His first book, Choreographing in Color: Filipinos, Hip-hop, and the Cultural Politics of Euphemism (Oxford UP) received Best Book Award published in 2020 by the Filipino Studies Section in the Association of Asian American Studies as well as Oscar G. Brockett Book Prize Honorable Mention by the Dance Studies Association.
Recently, he collaborated with Kumu Tammy Hailiʻōpua Baker to edit Noiʻi Nowelo – A Survey of Hawaiian & Indigenous Performance, the first critical anthology illuminating the emerging field.
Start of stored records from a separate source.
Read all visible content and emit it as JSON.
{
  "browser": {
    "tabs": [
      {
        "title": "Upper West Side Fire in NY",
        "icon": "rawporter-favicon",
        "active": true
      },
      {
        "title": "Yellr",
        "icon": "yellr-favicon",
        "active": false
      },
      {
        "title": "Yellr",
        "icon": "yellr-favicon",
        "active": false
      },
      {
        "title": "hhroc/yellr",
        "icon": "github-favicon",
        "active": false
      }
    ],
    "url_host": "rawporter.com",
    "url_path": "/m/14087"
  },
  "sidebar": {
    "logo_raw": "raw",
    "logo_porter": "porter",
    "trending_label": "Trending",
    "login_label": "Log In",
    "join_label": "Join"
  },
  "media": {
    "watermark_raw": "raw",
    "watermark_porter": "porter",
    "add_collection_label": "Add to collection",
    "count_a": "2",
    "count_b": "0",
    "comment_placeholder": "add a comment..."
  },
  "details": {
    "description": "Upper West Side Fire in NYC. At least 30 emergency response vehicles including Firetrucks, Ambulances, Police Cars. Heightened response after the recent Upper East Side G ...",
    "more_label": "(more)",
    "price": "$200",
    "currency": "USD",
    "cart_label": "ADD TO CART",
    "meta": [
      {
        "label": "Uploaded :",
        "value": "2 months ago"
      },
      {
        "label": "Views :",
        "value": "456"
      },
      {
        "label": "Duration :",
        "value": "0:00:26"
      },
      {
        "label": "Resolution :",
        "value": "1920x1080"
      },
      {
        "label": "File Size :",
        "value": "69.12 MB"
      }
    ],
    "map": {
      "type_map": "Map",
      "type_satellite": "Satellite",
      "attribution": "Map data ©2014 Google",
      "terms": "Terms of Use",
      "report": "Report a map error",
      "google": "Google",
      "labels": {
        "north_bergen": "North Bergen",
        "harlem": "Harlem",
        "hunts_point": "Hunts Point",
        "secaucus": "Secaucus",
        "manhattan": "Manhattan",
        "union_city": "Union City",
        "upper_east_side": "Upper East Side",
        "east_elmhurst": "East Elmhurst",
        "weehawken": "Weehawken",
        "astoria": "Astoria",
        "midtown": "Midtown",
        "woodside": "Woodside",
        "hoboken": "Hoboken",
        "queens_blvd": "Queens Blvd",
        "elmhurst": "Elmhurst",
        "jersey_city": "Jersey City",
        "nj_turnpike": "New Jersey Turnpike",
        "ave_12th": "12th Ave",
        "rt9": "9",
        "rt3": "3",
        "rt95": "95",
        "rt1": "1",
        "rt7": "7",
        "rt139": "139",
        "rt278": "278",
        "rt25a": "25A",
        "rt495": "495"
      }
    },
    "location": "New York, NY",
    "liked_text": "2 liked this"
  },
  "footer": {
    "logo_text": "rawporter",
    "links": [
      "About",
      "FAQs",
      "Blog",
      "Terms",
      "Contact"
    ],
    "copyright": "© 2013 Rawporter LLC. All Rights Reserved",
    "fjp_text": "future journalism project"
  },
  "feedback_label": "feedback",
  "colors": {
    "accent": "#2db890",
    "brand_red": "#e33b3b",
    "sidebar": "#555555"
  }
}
This groundbreaking volume intertwines the work of scholars, artists, and practitioners to forge a new paradigm for research and practice in Indigenous performing arts.
His research has also received funding and support by the American Society for Theatre Research, Asian Cultural Council, Ford Foundation, US DOE International and Foreign Language Education, Fulbright Group Projects, Andrew W. Mellon Foundation, Association for Asian Studies-in-Asia, National Center for Institutional Diversity, and Fulbright-Hays Foundation.
In 2019, he received the campus-wide Teaching Recognition Program Award for teaching excellence at the University of Illinois at Chicago, where he was also a faculty fellow with the Institute for Research on Race and Public Policy (IRRPP).
At UH Mānoa he serves as a Search Advocate to enhance diversity, validity, and equity in university faculty searches and selection.